The report cited two anonymous sources familiar with these deliberations. However, it underscored the difficulty of carrying out this transition and pointed out that the move may not come for a while.
There have been earlier rumors that Apple will drop Intel CPUs in favor of offerings from the latter’s long-time rival, AMD, but these clearly did not pan out. Considering that Intel has the power efficiency and performance advantage over AMD, this possibility should be out of the running unless the latter makes some unexpected strides in its chip design and manufacturing.
An intriguing possibility is that Apple could drop support for the x86 architecture completely, and instead utilize a custom ARM processor like the A6 system-on-a-chip that powers the iPhone 5.
While this silicon is easily at the top echelon of smartphone and tablet processors, it isn’t known if these designs can compete with Intel’s higher-end offerings in terms of sheer performance at the moment.

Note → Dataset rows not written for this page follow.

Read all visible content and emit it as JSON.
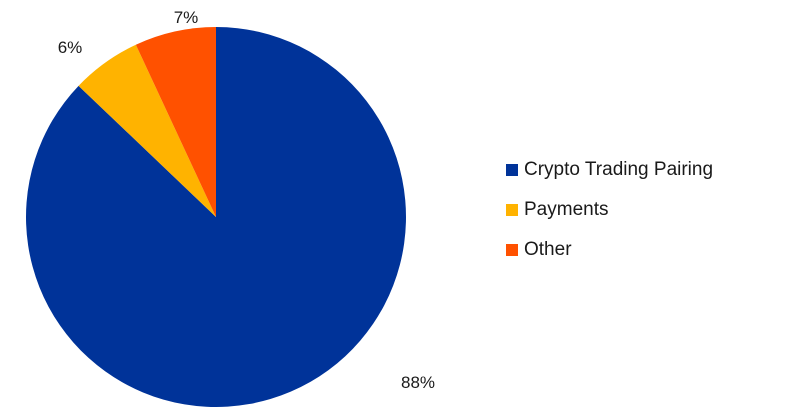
{
  "chart_data": {
    "type": "pie",
    "slices": [
      {
        "name": "Crypto Trading Pairing",
        "value": 88,
        "label": "88%",
        "color": "#003399"
      },
      {
        "name": "Other",
        "value": 7,
        "label": "7%",
        "color": "#ff5100"
      },
      {
        "name": "Payments",
        "value": 6,
        "label": "6%",
        "color": "#ffb300"
      }
    ],
    "legend": {
      "position": "right",
      "entries": [
        {
          "name": "Crypto Trading Pairing",
          "color": "#003399"
        },
        {
          "name": "Payments",
          "color": "#ffb300"
        },
        {
          "name": "Other",
          "color": "#ff5100"
        }
      ]
    },
    "start_angle": "12 o'clock",
    "direction": "clockwise-from-top: blue, then counter-clockwise orange, yellow"
  }
}
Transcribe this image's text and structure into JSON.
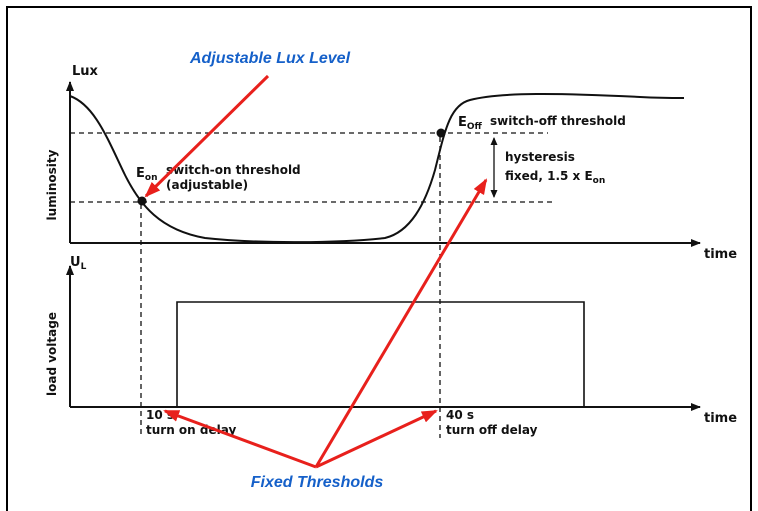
{
  "colors": {
    "annotation_text": "#1560c9",
    "arrow": "#e8201c",
    "line": "#111111",
    "frame": "#000000"
  },
  "top_graph": {
    "y_axis_unit": "Lux",
    "y_axis_label": "luminosity",
    "x_axis_label": "time",
    "on_point_symbol": "E",
    "on_point_sub": "on",
    "on_threshold_label": "switch-on threshold",
    "on_threshold_note": "(adjustable)",
    "off_point_symbol": "E",
    "off_point_sub": "Off",
    "off_threshold_label": "switch-off threshold",
    "hysteresis_label": "hysteresis",
    "hysteresis_value_prefix": "fixed, 1.5 x E",
    "hysteresis_value_sub": "on"
  },
  "bottom_graph": {
    "y_axis_symbol": "U",
    "y_axis_sub": "L",
    "y_axis_label": "load voltage",
    "x_axis_label": "time",
    "on_delay_value": "10 s",
    "on_delay_label": "turn on delay",
    "off_delay_value": "40 s",
    "off_delay_label": "turn off delay"
  },
  "annotations": {
    "adjustable": "Adjustable Lux Level",
    "fixed": "Fixed Thresholds"
  }
}
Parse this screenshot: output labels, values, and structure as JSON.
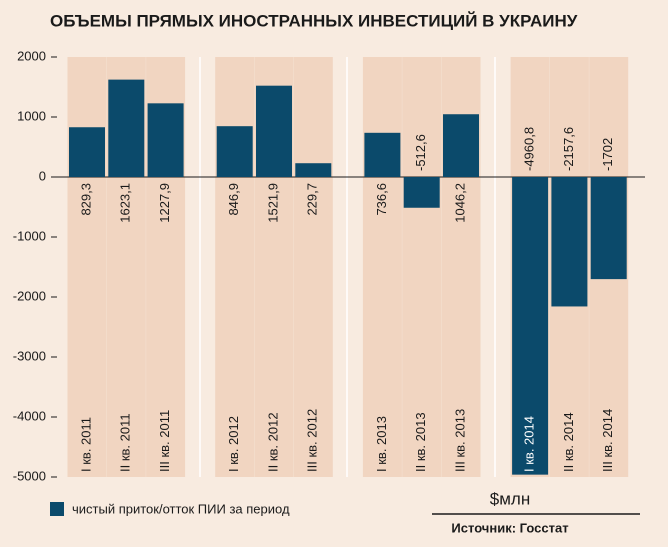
{
  "chart_data": {
    "type": "bar",
    "title": "ОБЪЕМЫ ПРЯМЫХ ИНОСТРАННЫХ ИНВЕСТИЦИЙ В УКРАИНУ",
    "categories": [
      "I кв. 2011",
      "II кв. 2011",
      "III кв. 2011",
      "I кв. 2012",
      "II кв. 2012",
      "III кв. 2012",
      "I кв. 2013",
      "II кв. 2013",
      "III кв. 2013",
      "I кв. 2014",
      "II кв. 2014",
      "III кв. 2014"
    ],
    "series": [
      {
        "name": "чистый приток/отток ПИИ за период",
        "color": "#0b4a6b",
        "values": [
          829.3,
          1623.1,
          1227.9,
          846.9,
          1521.9,
          229.7,
          736.6,
          -512.6,
          1046.2,
          -4960.8,
          -2157.6,
          -1702
        ],
        "value_labels": [
          "829,3",
          "1623,1",
          "1227,9",
          "846,9",
          "1521,9",
          "229,7",
          "736,6",
          "-512,6",
          "1046,2",
          "-4960,8",
          "-2157,6",
          "-1702"
        ]
      }
    ],
    "ylim": [
      -5000,
      2000
    ],
    "yticks": [
      -5000,
      -4000,
      -3000,
      -2000,
      -1000,
      0,
      1000,
      2000
    ],
    "unit": "$млн",
    "source": "Источник: Госстат"
  }
}
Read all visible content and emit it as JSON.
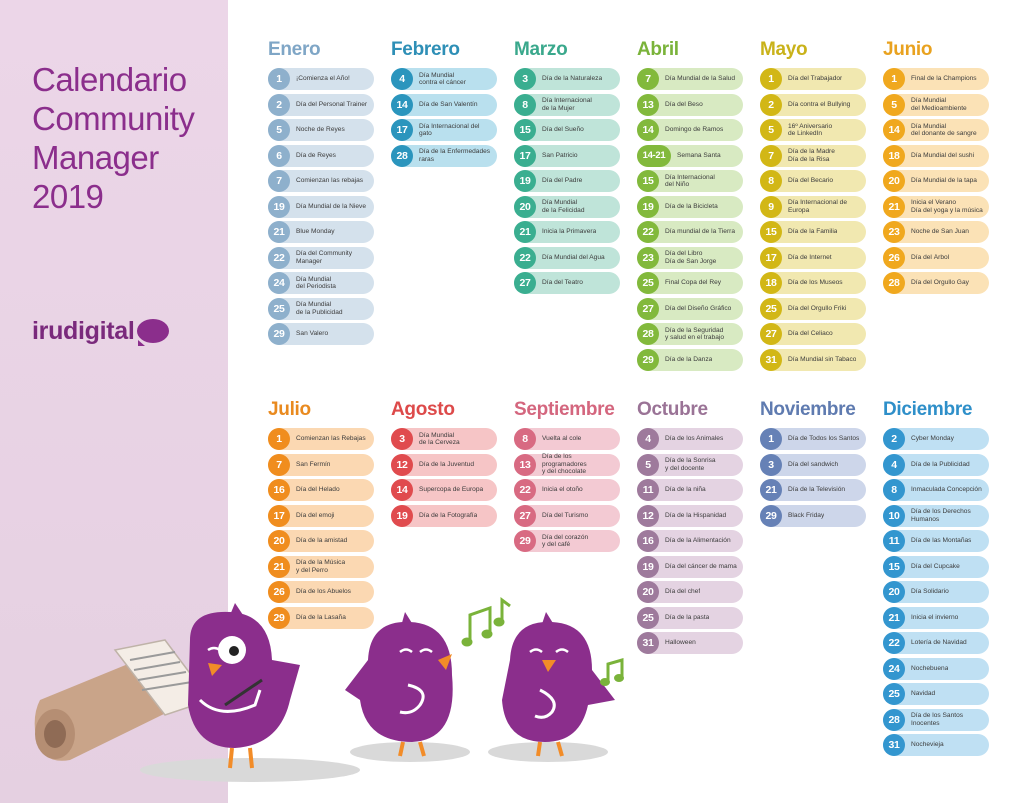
{
  "title_lines": [
    "Calendario",
    "Community",
    "Manager",
    "2019"
  ],
  "brand": "irudigital",
  "colors": {
    "sidebar": "#ecd6e8",
    "title": "#8b2e8c",
    "bird": "#8b2e8c"
  },
  "months": [
    {
      "name": "Enero",
      "color": "#7fa6c6",
      "dot": "#8eb0cc",
      "pill": "#d4e1ec",
      "events": [
        {
          "day": "1",
          "text": "¡Comienza el Año!"
        },
        {
          "day": "2",
          "text": "Día del Personal Trainer"
        },
        {
          "day": "5",
          "text": "Noche de Reyes"
        },
        {
          "day": "6",
          "text": "Día de Reyes"
        },
        {
          "day": "7",
          "text": "Comienzan las rebajas"
        },
        {
          "day": "19",
          "text": "Día Mundial de la Nieve"
        },
        {
          "day": "21",
          "text": "Blue Monday"
        },
        {
          "day": "22",
          "text": "Día del Community\nManager"
        },
        {
          "day": "24",
          "text": "Día Mundial\ndel Periodista"
        },
        {
          "day": "25",
          "text": "Día Mundial\nde la Publicidad"
        },
        {
          "day": "29",
          "text": "San Valero"
        }
      ]
    },
    {
      "name": "Febrero",
      "color": "#2e8fb6",
      "dot": "#2b95bd",
      "pill": "#b9e0ee",
      "events": [
        {
          "day": "4",
          "text": "Día Mundial\ncontra el cáncer"
        },
        {
          "day": "14",
          "text": "Día de San Valentín"
        },
        {
          "day": "17",
          "text": "Día Internacional del gato"
        },
        {
          "day": "28",
          "text": "Día de la Enfermedades\nraras"
        }
      ]
    },
    {
      "name": "Marzo",
      "color": "#3aa88c",
      "dot": "#3aae90",
      "pill": "#bfe4d9",
      "events": [
        {
          "day": "3",
          "text": "Día de la Naturaleza"
        },
        {
          "day": "8",
          "text": "Día Internacional\nde la Mujer"
        },
        {
          "day": "15",
          "text": "Día del Sueño"
        },
        {
          "day": "17",
          "text": "San Patricio"
        },
        {
          "day": "19",
          "text": "Día del Padre"
        },
        {
          "day": "20",
          "text": "Día Mundial\nde la Felicidad"
        },
        {
          "day": "21",
          "text": "Inicia la Primavera"
        },
        {
          "day": "22",
          "text": "Día Mundial del Agua"
        },
        {
          "day": "27",
          "text": "Día del Teatro"
        }
      ]
    },
    {
      "name": "Abril",
      "color": "#7ab33a",
      "dot": "#82b93c",
      "pill": "#d8eac2",
      "events": [
        {
          "day": "7",
          "text": "Día Mundial de la Salud"
        },
        {
          "day": "13",
          "text": "Día del Beso"
        },
        {
          "day": "14",
          "text": "Domingo de Ramos"
        },
        {
          "day": "14-21",
          "text": "Semana Santa",
          "wide": true
        },
        {
          "day": "15",
          "text": "Día Internacional\ndel Niño"
        },
        {
          "day": "19",
          "text": "Día de la Bicicleta"
        },
        {
          "day": "22",
          "text": "Día mundial de la Tierra"
        },
        {
          "day": "23",
          "text": "Día del Libro\nDía de San Jorge"
        },
        {
          "day": "25",
          "text": "Final Copa del Rey"
        },
        {
          "day": "27",
          "text": "Día del Diseño Gráfico"
        },
        {
          "day": "28",
          "text": "Día de la Seguridad\ny salud en el trabajo"
        },
        {
          "day": "29",
          "text": "Día de la Danza"
        }
      ]
    },
    {
      "name": "Mayo",
      "color": "#c9b21a",
      "dot": "#d2b716",
      "pill": "#f1e8b0",
      "events": [
        {
          "day": "1",
          "text": "Día del Trabajador"
        },
        {
          "day": "2",
          "text": "Día contra el Bullying"
        },
        {
          "day": "5",
          "text": "16º Aniversario\nde LinkedIn"
        },
        {
          "day": "7",
          "text": "Día de la Madre\nDía de la Risa"
        },
        {
          "day": "8",
          "text": "Día del Becario"
        },
        {
          "day": "9",
          "text": "Día Internacional de\nEuropa"
        },
        {
          "day": "15",
          "text": "Día de la Familia"
        },
        {
          "day": "17",
          "text": "Día de Internet"
        },
        {
          "day": "18",
          "text": "Día de los Museos"
        },
        {
          "day": "25",
          "text": "Día del Orgullo Friki"
        },
        {
          "day": "27",
          "text": "Día del Celiaco"
        },
        {
          "day": "31",
          "text": "Día Mundial sin Tabaco"
        }
      ]
    },
    {
      "name": "Junio",
      "color": "#e9a21f",
      "dot": "#f0a81e",
      "pill": "#fbe2b6",
      "events": [
        {
          "day": "1",
          "text": "Final de la Champions"
        },
        {
          "day": "5",
          "text": "Día Mundial\ndel Medioambiente"
        },
        {
          "day": "14",
          "text": "Día Mundial\ndel donante de sangre"
        },
        {
          "day": "18",
          "text": "Día Mundial del sushi"
        },
        {
          "day": "20",
          "text": "Día Mundial de la tapa"
        },
        {
          "day": "21",
          "text": "Inicia el Verano\nDía del yoga y la música"
        },
        {
          "day": "23",
          "text": "Noche de San Juan"
        },
        {
          "day": "26",
          "text": "Día del Árbol"
        },
        {
          "day": "28",
          "text": "Día del Orgullo Gay"
        }
      ]
    },
    {
      "name": "Julio",
      "color": "#e98a1f",
      "dot": "#f08d1e",
      "pill": "#fbd8b2",
      "events": [
        {
          "day": "1",
          "text": "Comienzan las Rebajas"
        },
        {
          "day": "7",
          "text": "San Fermín"
        },
        {
          "day": "16",
          "text": "Día del Helado"
        },
        {
          "day": "17",
          "text": "Día del emoji"
        },
        {
          "day": "20",
          "text": "Día de la amistad"
        },
        {
          "day": "21",
          "text": "Día de la Música\ny del Perro"
        },
        {
          "day": "26",
          "text": "Día de los Abuelos"
        },
        {
          "day": "29",
          "text": "Día de la Lasaña"
        }
      ]
    },
    {
      "name": "Agosto",
      "color": "#dd4a4a",
      "dot": "#e04b4e",
      "pill": "#f6c5c6",
      "events": [
        {
          "day": "3",
          "text": "Día Mundial\nde la Cerveza"
        },
        {
          "day": "12",
          "text": "Día de la Juventud"
        },
        {
          "day": "14",
          "text": "Supercopa de Europa"
        },
        {
          "day": "19",
          "text": "Día de la Fotografía"
        }
      ]
    },
    {
      "name": "Septiembre",
      "color": "#d4667e",
      "dot": "#d86a82",
      "pill": "#f3cad3",
      "events": [
        {
          "day": "8",
          "text": "Vuelta al cole"
        },
        {
          "day": "13",
          "text": "Día de los programadores\ny del chocolate"
        },
        {
          "day": "22",
          "text": "Inicia el otoño"
        },
        {
          "day": "27",
          "text": "Día del Turismo"
        },
        {
          "day": "29",
          "text": "Día del corazón\ny del café"
        }
      ]
    },
    {
      "name": "Octubre",
      "color": "#9a7396",
      "dot": "#9e7a9c",
      "pill": "#e4d3e2",
      "events": [
        {
          "day": "4",
          "text": "Día de los Animales"
        },
        {
          "day": "5",
          "text": "Día de la Sonrisa\ny del docente"
        },
        {
          "day": "11",
          "text": "Día de la niña"
        },
        {
          "day": "12",
          "text": "Día de la Hispanidad"
        },
        {
          "day": "16",
          "text": "Día de la Alimentación"
        },
        {
          "day": "19",
          "text": "Día del cáncer de mama"
        },
        {
          "day": "20",
          "text": "Día del chef"
        },
        {
          "day": "25",
          "text": "Día de la pasta"
        },
        {
          "day": "31",
          "text": "Halloween"
        }
      ]
    },
    {
      "name": "Noviembre",
      "color": "#5f7bb0",
      "dot": "#6681b6",
      "pill": "#cdd6ea",
      "events": [
        {
          "day": "1",
          "text": "Día de Todos los Santos"
        },
        {
          "day": "3",
          "text": "Día del sandwich"
        },
        {
          "day": "21",
          "text": "Día de la Televisión"
        },
        {
          "day": "29",
          "text": "Black Friday"
        }
      ]
    },
    {
      "name": "Diciembre",
      "color": "#2e8fc9",
      "dot": "#3396cf",
      "pill": "#bfe0f3",
      "events": [
        {
          "day": "2",
          "text": "Cyber Monday"
        },
        {
          "day": "4",
          "text": "Día de la Publicidad"
        },
        {
          "day": "8",
          "text": "Inmaculada Concepción"
        },
        {
          "day": "10",
          "text": "Día de los Derechos\nHumanos"
        },
        {
          "day": "11",
          "text": "Día de las Montañas"
        },
        {
          "day": "15",
          "text": "Día del Cupcake"
        },
        {
          "day": "20",
          "text": "Día Solidario"
        },
        {
          "day": "21",
          "text": "Inicia el invierno"
        },
        {
          "day": "22",
          "text": "Lotería de Navidad"
        },
        {
          "day": "24",
          "text": "Nochebuena"
        },
        {
          "day": "25",
          "text": "Navidad"
        },
        {
          "day": "28",
          "text": "Día de los Santos\nInocentes"
        },
        {
          "day": "31",
          "text": "Nochevieja"
        }
      ]
    }
  ]
}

Therefore, Intel could still provide CPUs for Apple’s computers in the short-to-medium term. However, once the performance difference between ARM-based CPUs and those based on the x86 architecture gets sufficiently small, this sort of move by Cupertino may become a reality. It’s not like Apple doesn’t have a history of moving its computers across CPU architectures:
IBM’s PowerPC powered Macs before 2005, when Cupertino moved to Intel’s x86.